Trevor Mahlman
KENNEDY SPACE CENTER, Fla.—After writing about NASA’s Space Launch System rocket for a dozen years—certainly well into the hundreds of thousands of words—I have nothing more to say about the big orange booster.
Good, almost. What I would like to say is that it is time, really beyond time, for this mission to take off.
As NASA sought to build public interest in the Artemis program and build momentum for the Artemis I launch of an uncrewed Orion spacecraft to the Moon and back, the space agency has increasingly used the slogan “We are going there”.
The response of much of the space community to this can be summed up succinctly: “We are ready for you to go.”
As we look forward to tonight’s launch attempt, with a two-hour window opening at 1:04 a.m. ET (06:04 UTC), it’s worth reflecting on what happened before. understand why this moment is so late.

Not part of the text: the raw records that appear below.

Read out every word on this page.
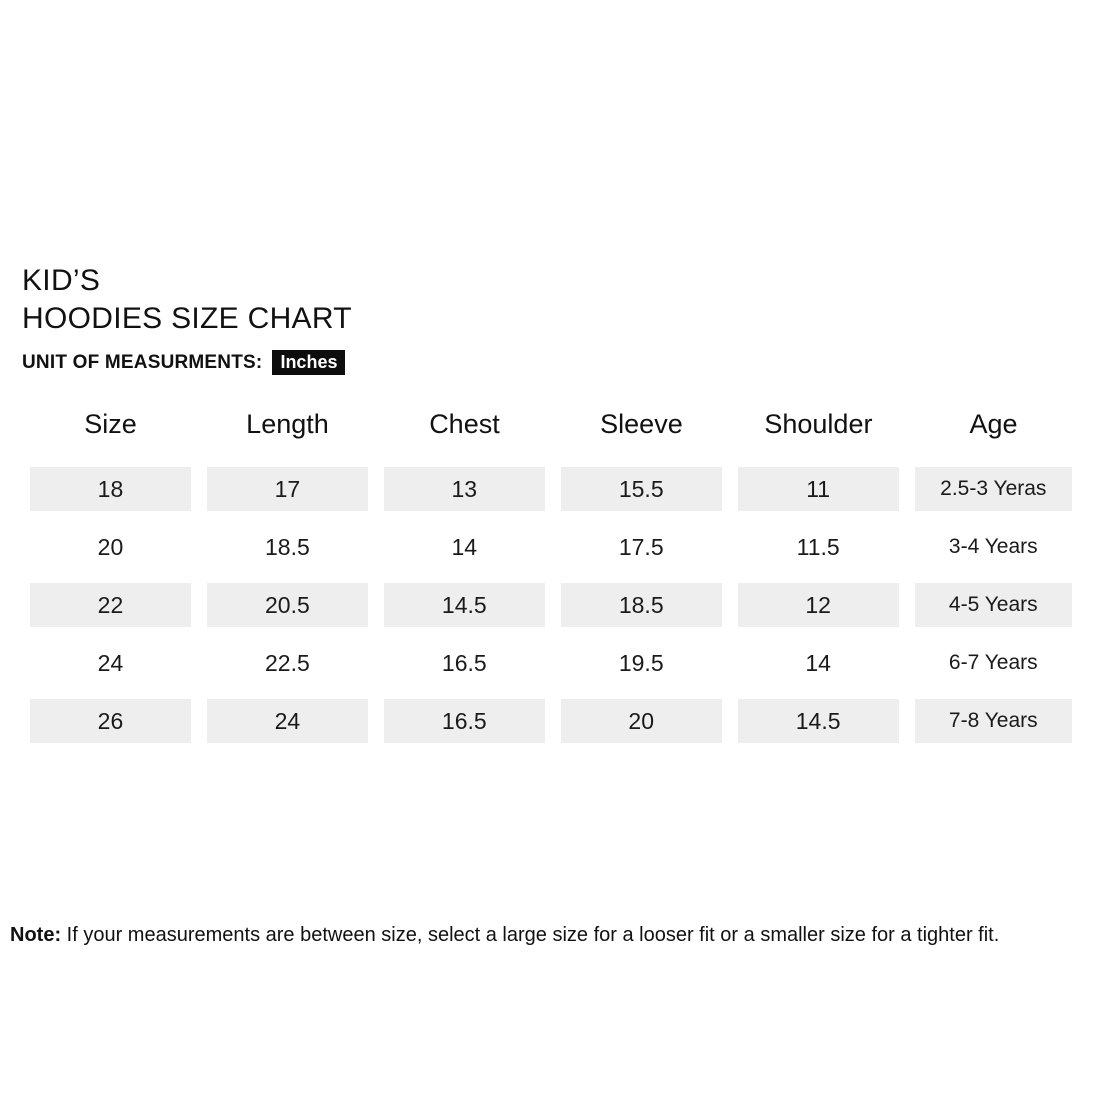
KID’S
HOODIES SIZE CHART
UNIT OF MEASURMENTS:	Inches
Size	Length	Chest	Sleeve	Shoulder	Age
18	17	13	15.5	11	2.5-3 Yeras
20	18.5	14	17.5	11.5	3-4 Years
22	20.5	14.5	18.5	12	4-5 Years
24	22.5	16.5	19.5	14	6-7 Years
26	24	16.5	20	14.5	7-8 Years
Note: If your measurements are between size, select a large size for a looser fit or a smaller size for a tighter fit.
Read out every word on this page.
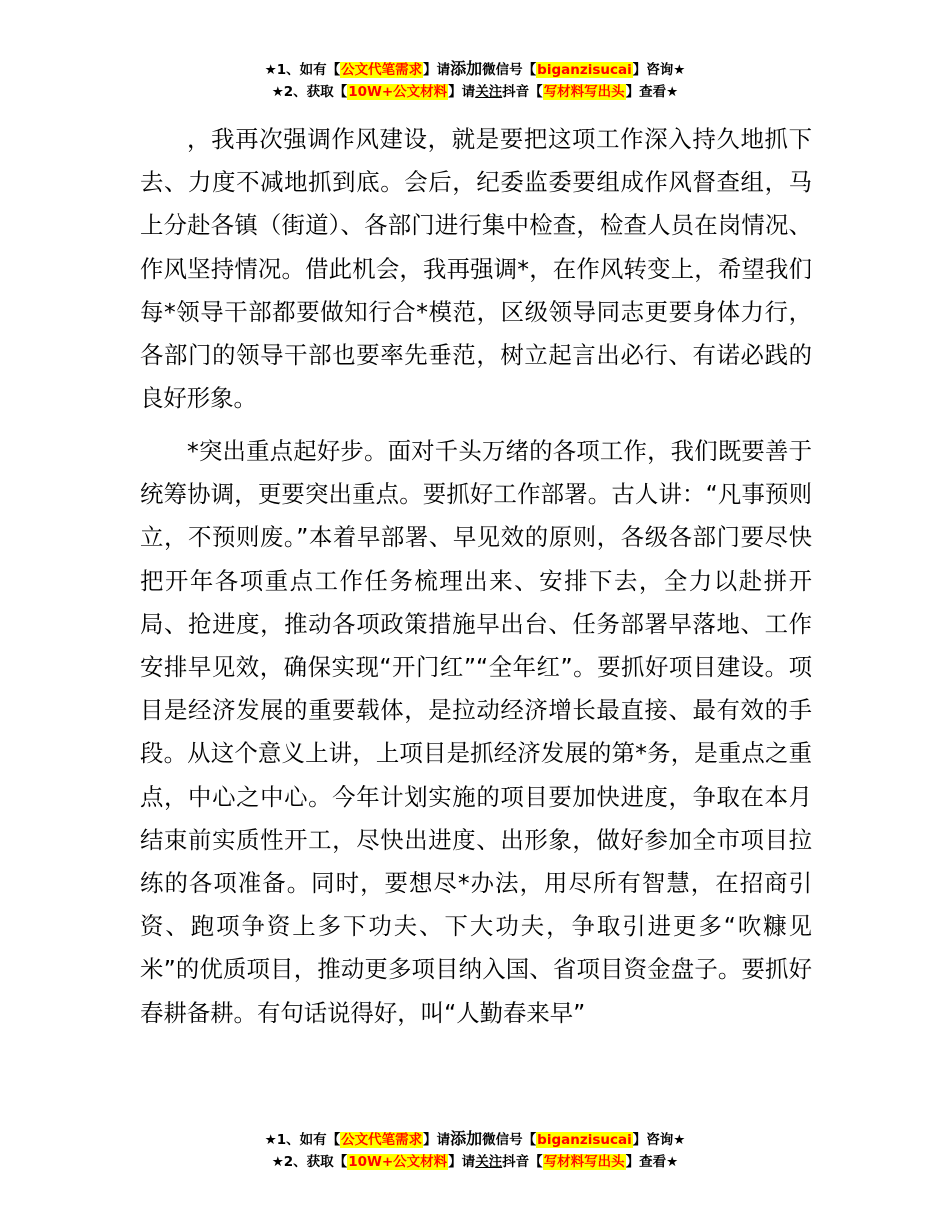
★1、如有【公文代笔需求】请添加微信号【biganzisucai】咨询★
★2、获取【10W+公文材料】请关注抖音【写材料写出头】查看★

，我再次强调作风建设，就是要把这项工作深入持久地抓下去、力度不减地抓到底。会后，纪委监委要组成作风督查组，马上分赴各镇（街道）、各部门进行集中检查，检查人员在岗情况、作风坚持情况。借此机会，我再强调*，在作风转变上，希望我们每*领导干部都要做知行合*模范，区级领导同志更要身体力行，各部门的领导干部也要率先垂范，树立起言出必行、有诺必践的良好形象。

*突出重点起好步。面对千头万绪的各项工作，我们既要善于统筹协调，更要突出重点。要抓好工作部署。古人讲：“凡事预则立，不预则废。”本着早部署、早见效的原则，各级各部门要尽快把开年各项重点工作任务梳理出来、安排下去，全力以赴拼开局、抢进度，推动各项政策措施早出台、任务部署早落地、工作安排早见效，确保实现“开门红”“全年红”。要抓好项目建设。项目是经济发展的重要载体，是拉动经济增长最直接、最有效的手段。从这个意义上讲，上项目是抓经济发展的第*务，是重点之重点，中心之中心。今年计划实施的项目要加快进度，争取在本月结束前实质性开工，尽快出进度、出形象，做好参加全市项目拉练的各项准备。同时，要想尽*办法，用尽所有智慧，在招商引资、跑项争资上多下功夫、下大功夫，争取引进更多“吹糠见米”的优质项目，推动更多项目纳入国、省项目资金盘子。要抓好春耕备耕。有句话说得好，叫“人勤春来早”

★1、如有【公文代笔需求】请添加微信号【biganzisucai】咨询★
★2、获取【10W+公文材料】请关注抖音【写材料写出头】查看★
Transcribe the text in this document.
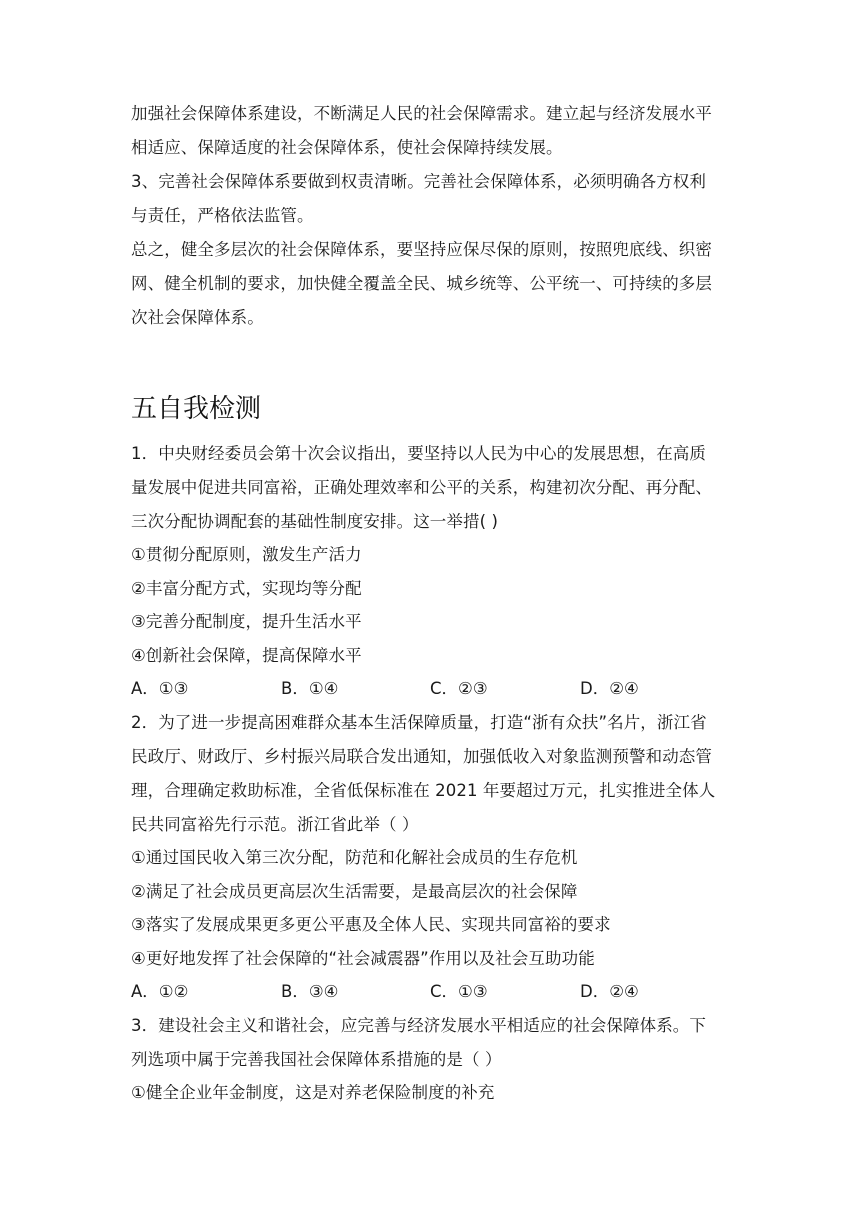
加强社会保障体系建设，不断满足人民的社会保障需求。建立起与经济发展水平
相适应、保障适度的社会保障体系，使社会保障持续发展。
3、完善社会保障体系要做到权责清晰。完善社会保障体系，必须明确各方权利
与责任，严格依法监管。
总之，健全多层次的社会保障体系，要坚持应保尽保的原则，按照兜底线、织密
网、健全机制的要求，加快健全覆盖全民、城乡统等、公平统一、可持续的多层
次社会保障体系。
五自我检测
1．中央财经委员会第十次会议指出，要坚持以人民为中心的发展思想，在高质
量发展中促进共同富裕，正确处理效率和公平的关系，构建初次分配、再分配、
三次分配协调配套的基础性制度安排。这一举措( )
①贯彻分配原则，激发生产活力
②丰富分配方式，实现均等分配
③完善分配制度，提升生活水平
④创新社会保障，提高保障水平
A．①③	B．①④	C．②③	D．②④
2．为了进一步提高困难群众基本生活保障质量，打造“浙有众扶”名片，浙江省
民政厅、财政厅、乡村振兴局联合发出通知，加强低收入对象监测预警和动态管
理，合理确定救助标准，全省低保标准在 2021 年要超过万元，扎实推进全体人
民共同富裕先行示范。浙江省此举（ ）
①通过国民收入第三次分配，防范和化解社会成员的生存危机
②满足了社会成员更高层次生活需要，是最高层次的社会保障
③落实了发展成果更多更公平惠及全体人民、实现共同富裕的要求
④更好地发挥了社会保障的“社会减震器”作用以及社会互助功能
A．①②	B．③④	C．①③	D．②④
3．建设社会主义和谐社会，应完善与经济发展水平相适应的社会保障体系。下
列选项中属于完善我国社会保障体系措施的是（ ）
①健全企业年金制度，这是对养老保险制度的补充
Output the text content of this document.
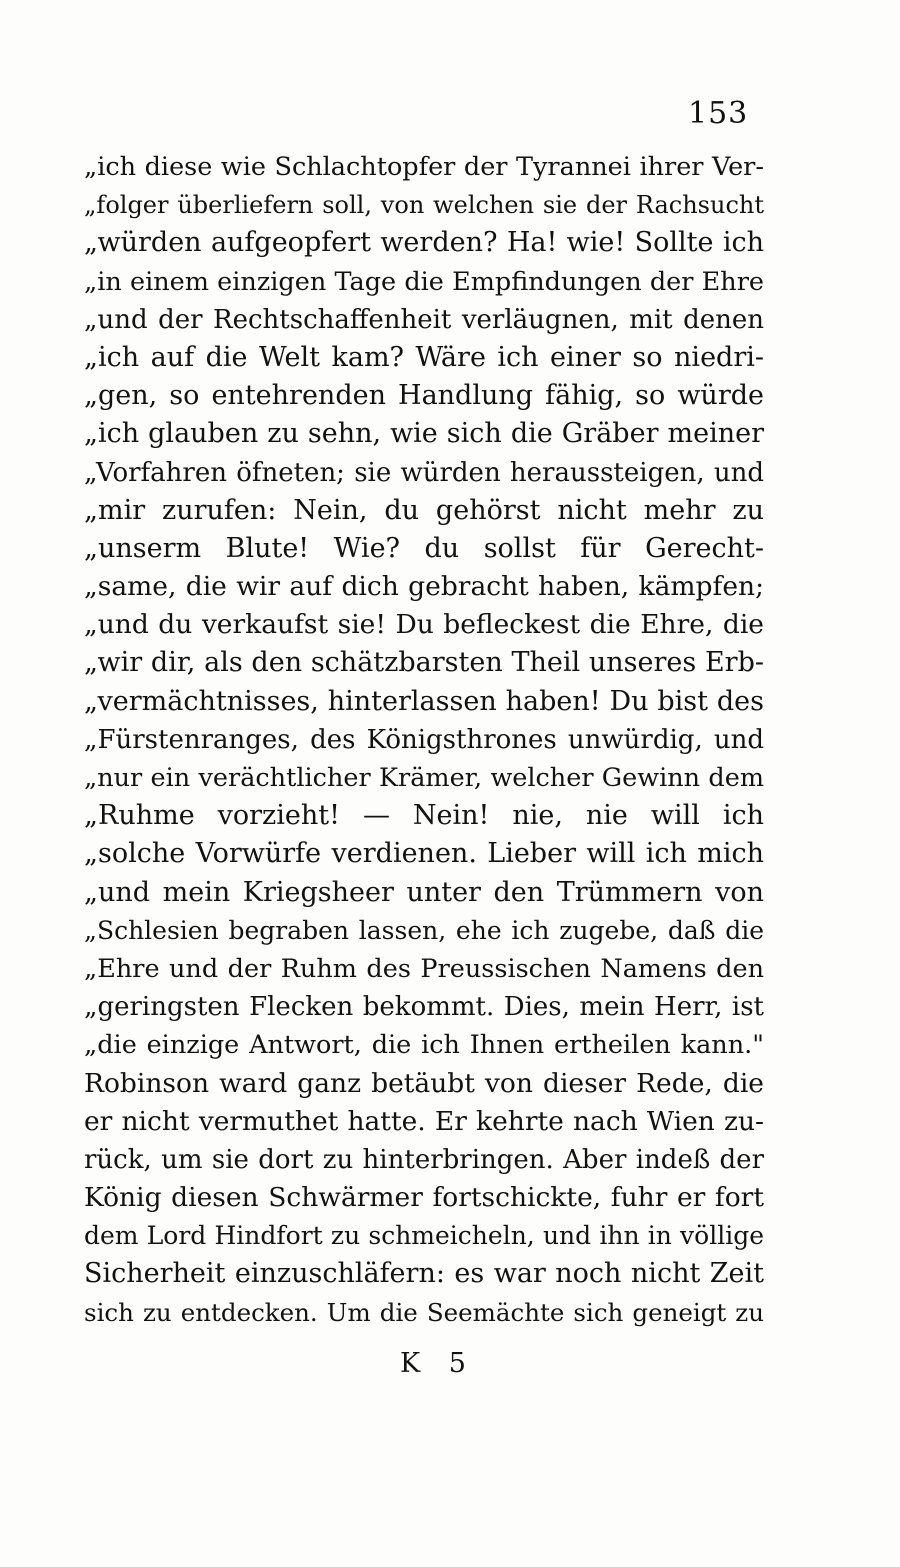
153
„ich diese wie Schlachtopfer der Tyrannei ihrer Ver-
„folger überliefern soll, von welchen sie der Rachsucht
„würden aufgeopfert werden? Ha! wie! Sollte ich
„in einem einzigen Tage die Empfindungen der Ehre
„und der Rechtschaffenheit verläugnen, mit denen
„ich auf die Welt kam? Wäre ich einer so niedri-
„gen, so entehrenden Handlung fähig, so würde
„ich glauben zu sehn, wie sich die Gräber meiner
„Vorfahren öfneten; sie würden heraussteigen, und
„mir zurufen: Nein, du gehörst nicht mehr zu
„unserm Blute! Wie? du sollst für Gerecht-
„same, die wir auf dich gebracht haben, kämpfen;
„und du verkaufst sie! Du befleckest die Ehre, die
„wir dir, als den schätzbarsten Theil unseres Erb-
„vermächtnisses, hinterlassen haben! Du bist des
„Fürstenranges, des Königsthrones unwürdig, und
„nur ein verächtlicher Krämer, welcher Gewinn dem
„Ruhme vorzieht! — Nein! nie, nie will ich
„solche Vorwürfe verdienen. Lieber will ich mich
„und mein Kriegsheer unter den Trümmern von
„Schlesien begraben lassen, ehe ich zugebe, daß die
„Ehre und der Ruhm des Preussischen Namens den
„geringsten Flecken bekommt. Dies, mein Herr, ist
„die einzige Antwort, die ich Ihnen ertheilen kann."
Robinson ward ganz betäubt von dieser Rede, die
er nicht vermuthet hatte. Er kehrte nach Wien zu-
rück, um sie dort zu hinterbringen. Aber indeß der
König diesen Schwärmer fortschickte, fuhr er fort
dem Lord Hindfort zu schmeicheln, und ihn in völlige
Sicherheit einzuschläfern: es war noch nicht Zeit
sich zu entdecken. Um die Seemächte sich geneigt zu
K 5
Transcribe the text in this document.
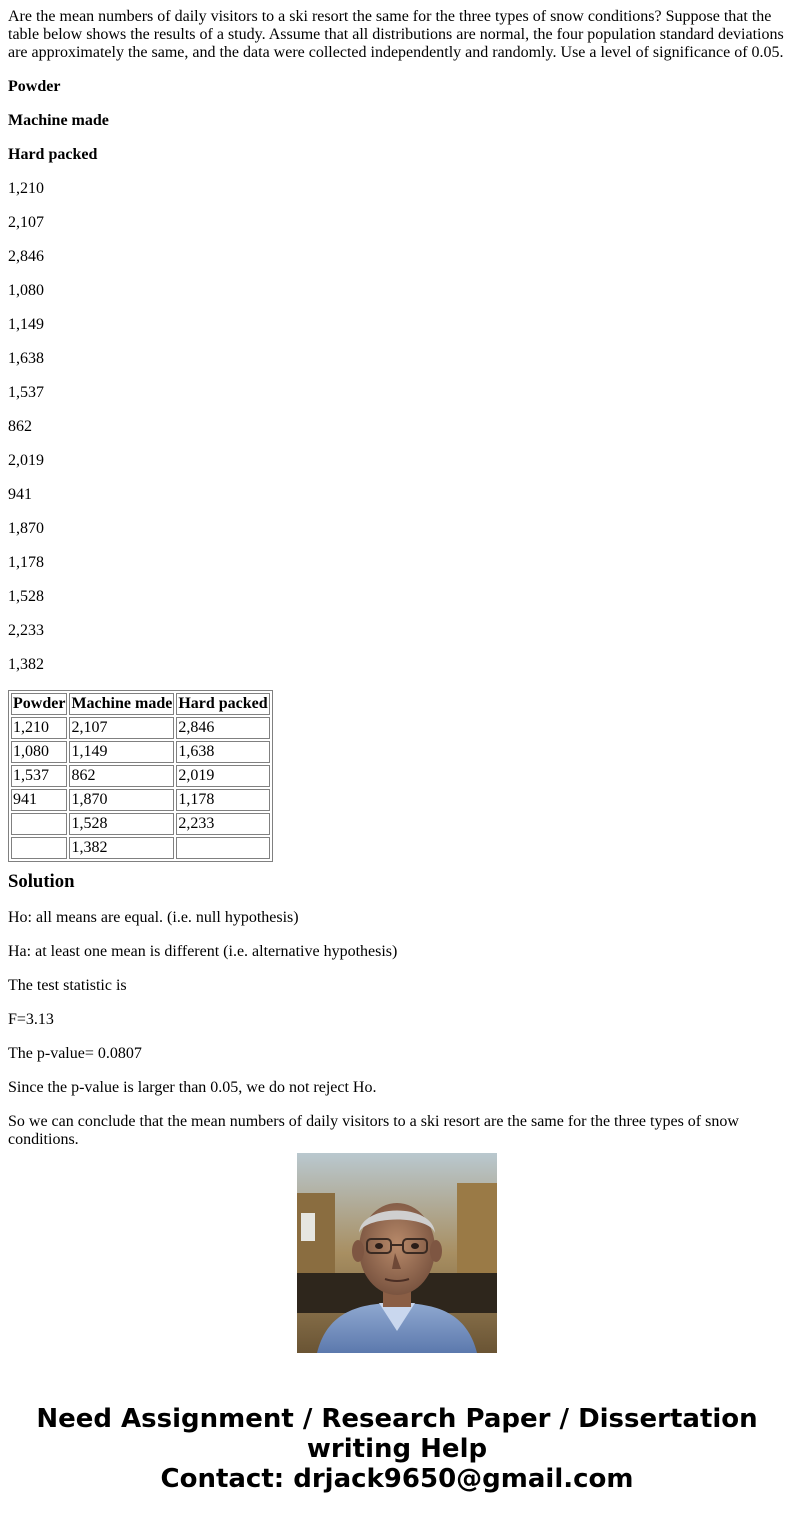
Are the mean numbers of daily visitors to a ski resort the same for the three types of snow conditions? Suppose that the table below shows the results of a study. Assume that all distributions are normal, the four population standard deviations are approximately the same, and the data were collected independently and randomly. Use a level of significance of 0.05.

Powder

Machine made

Hard packed

1,210

2,107

2,846

1,080

1,149

1,638

1,537

862

2,019

941

1,870

1,178

1,528

2,233

1,382

Powder	Machine made	Hard packed
1,210	2,107	2,846
1,080	1,149	1,638
1,537	862	2,019
941	1,870	1,178
	1,528	2,233
	1,382	
Solution

Ho: all means are equal. (i.e. null hypothesis)

Ha: at least one mean is different (i.e. alternative hypothesis)

The test statistic is

F=3.13

The p-value= 0.0807

Since the p-value is larger than 0.05, we do not reject Ho.

So we can conclude that the mean numbers of daily visitors to a ski resort are the same for the three types of snow conditions.

Need Assignment / Research Paper / Dissertation
writing Help
Contact: drjack9650@gmail.com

The Space Launch System rocket was created in 2010 by just two US senators: a Democrat from Florida, Bill Nelson, and a Republican from Texas, Kay Bailey Hutchison. Hutchison retired in 2013 and Nelson lost re-election in 2019, so the long and expensive rocket development program outlived their two political careers.
The SLS rocket was a political compromise, keeping major defense contractors who previously had part of the space shuttle program on NASA’s budget and preserving space agency jobs in Florida, Texas and Alabama. It worked very well.
Unfortunately, politically constructed rockets aren’t the most efficient space vehicles, so it took a long, pothole-filled path to reach the launch pad.
2010
When Nelson and Hutchison first came up with this rocket design in 2010, working closely with Boeing and other top contractors, hopes were high. The rocket would use the Space Shuttle’s main engines and a slightly modified version of its solid rocket boosters. The main propellant tank would have the same diameter as the shuttle’s external tanks. This would greatly facilitate the path of development, the senators explained.
That summer, they negotiated with key figures in the United States House, such as Science Committee Chairman Bart Gordon of Tennessee. Nelson promised the rocket would be ready by 2015 at a cost of $11.5 billion. Gordon knew better. “He doesn’t think we can do a heavy rocket for $11.5 billion,” Nelson said of Gordon at the time. “If we can’t make a rocket for $11.5 billion, we have to close up shop.”
Eventually, Nelson and Hutchison would get their legislation in the form of a NASA authorization bill. This fall, the calendar had already slipped a bit. When the legislation creating the rocket was enacted in October 2010, the space launch system had to be operational no later than December 2016. That was the law of the land.
2014
Four years later, NASA took its first step in developing a large rocket and the Orion spacecraft that would eventually become key parts of the Artemis program. This was Exploration Flight Test-1, in which Orion would be launched on a commercial rocket to, essentially, test its heat shield during a high-energy return from an altitude of 5,800 km.
At the time of this test on December 5, 2014, NASA officials were on hold. In just three years, they promised the public, Orion would be back on the launch pad, this time sitting atop the Space Launch System rocket. Yes, the first launch of the Space Launch System had slipped a bit, but it was only a year old.
Well, that was eight years ago. The only real takeaway from Exploration Flight Test-1 is that there are commercially available rockets – the mission flew on United Launch Alliance’s Delta IV Heavy rocket – that can propel Orion into deep space. .
2016
Two years later, NASA continued to demonstrate progress. That spring, the space agency began testing the Space Shuttle program’s remaining main engines.
The first of these engines, number 2059, fired for 500 seconds on a test bed at NASA’s Stennis Space Center in southern Mississippi. It hadn’t been used since 2011 when it powered the space shuttle Effort on what was the penultimate flight of the Space Shuttle program. Later that year, during a visit to the Michoud Assembly Facility, I was able to see flight hardware that NASA was building for the first launch of the SLS vehicle. Maybe, I thought, we were going.
At the time, there was still hope for a 2018 launch.